与党「統一ロシア」の本当の指導者は、党員ではないプーチン首相である。最高権力者であるプーチン氏が「外から」指導する党だ。
この党は「政権党」と呼ばれているが、権力の下に党が一方的に従属している。したがって、権力の都合で、党の綱領、政策も変わる。事実上綱領がないから、どんなスローガンも打ち出せるし、何の義務も負わずに政策決定を行い、自身の立場を強化できるのだ。
事実、これまでの選挙でも、「統一ロシア」は、メディアに形式的な選挙綱領を公表しただけで、公開討論で他党の綱領との優劣を問うことをしなかった。

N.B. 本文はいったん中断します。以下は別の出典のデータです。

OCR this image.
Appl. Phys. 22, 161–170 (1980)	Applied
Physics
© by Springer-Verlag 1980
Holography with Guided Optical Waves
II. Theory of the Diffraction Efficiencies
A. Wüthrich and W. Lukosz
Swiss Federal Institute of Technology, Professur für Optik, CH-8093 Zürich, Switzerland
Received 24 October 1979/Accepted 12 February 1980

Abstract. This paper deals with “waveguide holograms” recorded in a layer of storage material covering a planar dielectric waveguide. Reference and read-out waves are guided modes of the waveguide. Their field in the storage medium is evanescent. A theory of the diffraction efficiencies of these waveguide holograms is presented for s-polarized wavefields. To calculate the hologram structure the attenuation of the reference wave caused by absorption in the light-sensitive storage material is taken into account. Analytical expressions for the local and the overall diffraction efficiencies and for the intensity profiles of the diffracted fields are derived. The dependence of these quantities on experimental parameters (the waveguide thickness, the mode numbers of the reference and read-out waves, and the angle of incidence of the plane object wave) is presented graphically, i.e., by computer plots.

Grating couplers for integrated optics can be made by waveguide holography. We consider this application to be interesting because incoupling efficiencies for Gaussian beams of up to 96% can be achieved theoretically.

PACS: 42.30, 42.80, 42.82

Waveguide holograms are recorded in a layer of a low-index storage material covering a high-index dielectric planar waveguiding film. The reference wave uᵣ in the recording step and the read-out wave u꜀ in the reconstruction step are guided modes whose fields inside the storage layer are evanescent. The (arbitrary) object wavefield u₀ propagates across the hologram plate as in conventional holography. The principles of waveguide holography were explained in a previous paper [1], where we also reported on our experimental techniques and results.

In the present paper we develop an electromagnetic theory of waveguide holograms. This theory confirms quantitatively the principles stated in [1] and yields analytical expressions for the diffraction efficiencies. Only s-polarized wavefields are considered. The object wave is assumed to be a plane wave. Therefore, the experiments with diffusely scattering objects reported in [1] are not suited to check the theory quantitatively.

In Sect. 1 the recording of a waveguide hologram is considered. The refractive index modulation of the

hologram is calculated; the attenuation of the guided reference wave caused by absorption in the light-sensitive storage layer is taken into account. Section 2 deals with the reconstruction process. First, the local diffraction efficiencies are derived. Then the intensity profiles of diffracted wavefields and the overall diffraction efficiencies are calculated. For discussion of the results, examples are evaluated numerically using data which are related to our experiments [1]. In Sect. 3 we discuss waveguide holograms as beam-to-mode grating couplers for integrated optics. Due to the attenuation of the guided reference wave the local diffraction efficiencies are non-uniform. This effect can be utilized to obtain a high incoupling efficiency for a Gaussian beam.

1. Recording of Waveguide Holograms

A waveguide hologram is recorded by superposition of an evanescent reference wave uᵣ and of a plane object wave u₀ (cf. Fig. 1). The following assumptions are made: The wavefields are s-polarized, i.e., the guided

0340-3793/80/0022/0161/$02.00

「看板」と実際の中身が一致しないのは、この党に限らない。共産党は色んなビジネスに積極的だし、ソ連時代に弾圧してきた正教を支持している。自由民主党は、実は国家主義政党という「羊頭狗肉」ぶりだ。
こうした結果、有権者は綱領にさっぱり関心がない。モスクワ・カーネギーセンターの政治学者ニコライ・ペトロフ氏は「政党にイデオロギーがないのは現政権のせいではなく、ソ連崩壊後、ロシアが自国のイデオロギーの軸を見いだせなかったのが原因だ」と言う。
有権者の失望
世論調査機関レバダ・センターの最近の調査によれば、ロシア国民のおよそ半数は政治の現状維持を、半数は変化を望んでいる。同時に、政治に失望し関心を失った人の割合も増えている。選挙の公正さへの不信感も募る一方だ。
また、12月の選挙に参加する用意のある有権者は52%。前回2007年選挙の同時期では53%だった。参加するか分からないという人の数は5%増えた。

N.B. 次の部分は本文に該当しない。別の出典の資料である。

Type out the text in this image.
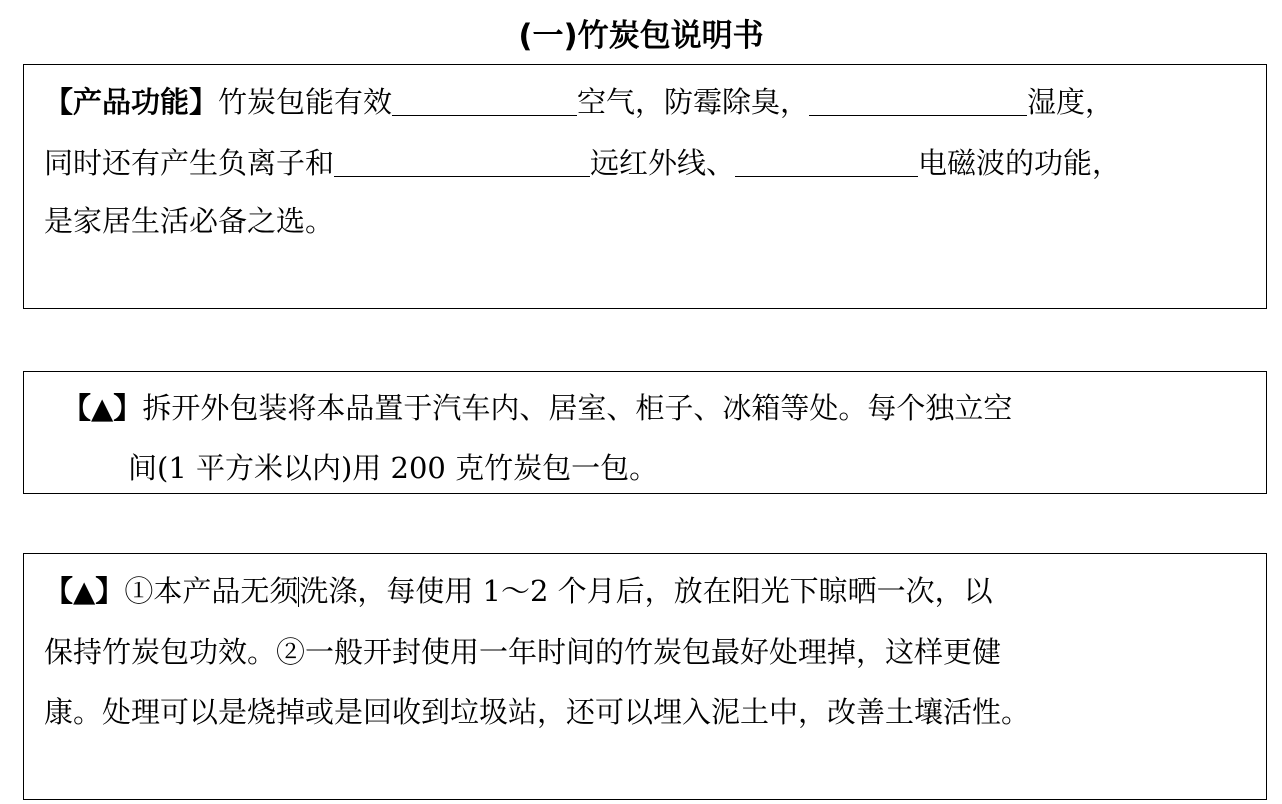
(一)竹炭包说明书
【产品功能】竹炭包能有效	空气，防霉除臭，	湿度，
同时还有产生负离子和	远红外线、	电磁波的功能，
是家居生活必备之选。
【▲】拆开外包装将本品置于汽车内、居室、柜子、冰箱等处。每个独立空
间(1 平方米以内)用 200 克竹炭包一包。
【▲】①本产品无须洗涤，每使用 1～2 个月后，放在阳光下晾晒一次，以
保持竹炭包功效。②一般开封使用一年时间的竹炭包最好处理掉，这样更健
康。处理可以是烧掉或是回收到垃圾站，还可以埋入泥土中，改善土壤活性。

投票するつもりはないという人の大部分(34%)は、自分が投票してもしなくても同じこととみなしている。また、有権種の圧倒的多数(70%)は、議員は「自身の選挙公約を履行していない」と考えている。
与党への根強い不信感の一方で、野党陣営もまた、国民の広範な支持は得られていない。